6. Menyusui itu ga gampang! Sekhatam apapun kamu melahap teori menyusui, tetapi ketika waktu itu tiba, ternyata tetep bikin panik, sakit, bingung. Menyusui ternyata ga segampang yang dilihat, dan digembar-gemborkan aktivis ASI. Mengherankan juga sih, mengapa aktivitas “purba” bisa sedemikian rumit bagi manusia saat ini. Dulu pas belum ada konselor ASI dan segala printilan pembantu ASI, gimana ya proses menyusui seorang ibu. Apakah hewan mamalia juga ada yang mengalami kesulitan menyusui? Selain itu ibu yang baru awal-awal menyusui akan banjir keringat, lepek, kuyu, bau (ASI) waaahhh pokoknya enggak banget lah. Jadi jangan heran ada sebagian ibu yang lebih suka tidak menerima tamu di awal-awal pasca lahiran. Selain karena butuh istirahat juga ga pede dengan kondisinya yang kucel berat harus menerima tamu.
7. Masa nifas bisa bervariasi lamanya. Ada yang seminggu pasca melahirkan udah berhenti, ada yang lebih dari 40 hari.
8. Jahitan operasi cesar bisa terbuka lagi. Ini pengalaman pribadi sih. Jadi beberapa minggu pasca melahirkan, tiba-tiba badan diserang demam hebat. Seumur-umur baru kali itu merasakan badan menggigil karena demam. Diselimuti setebal apa masih menggigil. Ternyata jahitan cesar terbuka dan meradang, sampai bernanah. Pantesan demam hebat, infeksi. Entah juga mengapa sampai bisa terbuka, bisa jadi karena aktivitas (karena ga ada baby sitter, ga ada ART, semua dihandle cuma berdua sama suami termasuk masak dsb). Sekali lagi ini pengalaman pribadi, karena banyak juga teman-teman yang cesar dan baik-baik aja. Yang jelas bervariasi rasa sakit yang dirasakan. Ada yg seminggu setelahnya udah bisa jalan-jalan enak, ada yang harus bedrest total, ada yang ga bisa dipake jongkok, dsb.

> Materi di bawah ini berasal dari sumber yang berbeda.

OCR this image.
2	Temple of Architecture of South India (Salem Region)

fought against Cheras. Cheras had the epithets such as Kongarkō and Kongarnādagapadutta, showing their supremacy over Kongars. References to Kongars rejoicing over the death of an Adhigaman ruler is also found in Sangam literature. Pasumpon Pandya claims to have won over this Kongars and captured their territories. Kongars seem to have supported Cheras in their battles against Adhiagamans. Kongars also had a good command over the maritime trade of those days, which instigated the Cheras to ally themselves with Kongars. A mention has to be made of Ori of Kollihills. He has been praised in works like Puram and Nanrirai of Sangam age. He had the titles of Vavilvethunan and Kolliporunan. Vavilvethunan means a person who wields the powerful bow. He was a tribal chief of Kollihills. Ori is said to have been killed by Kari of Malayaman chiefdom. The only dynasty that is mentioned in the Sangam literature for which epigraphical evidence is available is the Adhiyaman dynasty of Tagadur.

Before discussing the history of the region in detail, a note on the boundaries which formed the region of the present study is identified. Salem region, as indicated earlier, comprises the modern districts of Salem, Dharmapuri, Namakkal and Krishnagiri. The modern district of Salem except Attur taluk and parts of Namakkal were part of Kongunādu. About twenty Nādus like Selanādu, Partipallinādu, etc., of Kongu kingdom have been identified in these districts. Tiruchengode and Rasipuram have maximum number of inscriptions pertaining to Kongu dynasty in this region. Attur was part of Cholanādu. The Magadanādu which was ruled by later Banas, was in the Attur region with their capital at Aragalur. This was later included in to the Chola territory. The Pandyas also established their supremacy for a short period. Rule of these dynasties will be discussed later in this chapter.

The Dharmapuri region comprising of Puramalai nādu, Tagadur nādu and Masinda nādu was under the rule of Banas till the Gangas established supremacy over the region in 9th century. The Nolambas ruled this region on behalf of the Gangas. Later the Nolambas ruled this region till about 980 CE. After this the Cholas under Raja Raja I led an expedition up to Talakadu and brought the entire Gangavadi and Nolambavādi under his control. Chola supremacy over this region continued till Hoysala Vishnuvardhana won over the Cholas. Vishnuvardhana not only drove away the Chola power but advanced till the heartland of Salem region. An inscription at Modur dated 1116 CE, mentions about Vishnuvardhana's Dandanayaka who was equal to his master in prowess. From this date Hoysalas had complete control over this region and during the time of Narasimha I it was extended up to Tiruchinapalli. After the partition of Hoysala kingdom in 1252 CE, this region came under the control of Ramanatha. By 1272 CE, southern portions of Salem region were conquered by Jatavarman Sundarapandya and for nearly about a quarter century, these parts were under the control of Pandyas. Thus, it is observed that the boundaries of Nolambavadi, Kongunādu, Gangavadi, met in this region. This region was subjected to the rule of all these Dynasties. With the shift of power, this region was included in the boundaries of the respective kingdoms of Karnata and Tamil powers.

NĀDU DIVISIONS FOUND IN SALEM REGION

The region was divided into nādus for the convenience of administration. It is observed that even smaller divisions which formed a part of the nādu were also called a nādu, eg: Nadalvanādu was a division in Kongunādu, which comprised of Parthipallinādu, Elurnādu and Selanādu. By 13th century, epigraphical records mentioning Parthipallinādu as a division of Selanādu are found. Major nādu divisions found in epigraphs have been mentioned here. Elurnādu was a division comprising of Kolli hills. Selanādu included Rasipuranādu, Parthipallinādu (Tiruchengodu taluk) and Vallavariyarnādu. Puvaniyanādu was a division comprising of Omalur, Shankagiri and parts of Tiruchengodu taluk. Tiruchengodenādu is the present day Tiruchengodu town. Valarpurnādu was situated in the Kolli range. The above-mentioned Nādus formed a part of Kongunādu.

9. Setelah jadi orang tua lebih membutuhkan honeymoon daripada pengantin baru and that’s so true. Ironisnya banyak pasangan orang tua yang justru ga sempet dan ga bisa honeymoon, entah karena kesibukan, susah ninggal anak, budget dsb. Padahal setelah ada anak akan lebih banyak konflik yang terjadi dan lebih dalam dampaknya dibanding pas waktu berdua aja. Lebih banyak perdebatan, tengkar mulut atau kekesalan dan sakit hati plus kesedihan yang dipendam (terutama tipe yang memendam perasaan), karena cape fisik, cape otak, cape psikis. Apalagi kalau suami ga mau terlibat merawat anak dan bantuin urusan domestik, tipikal feodal gitu.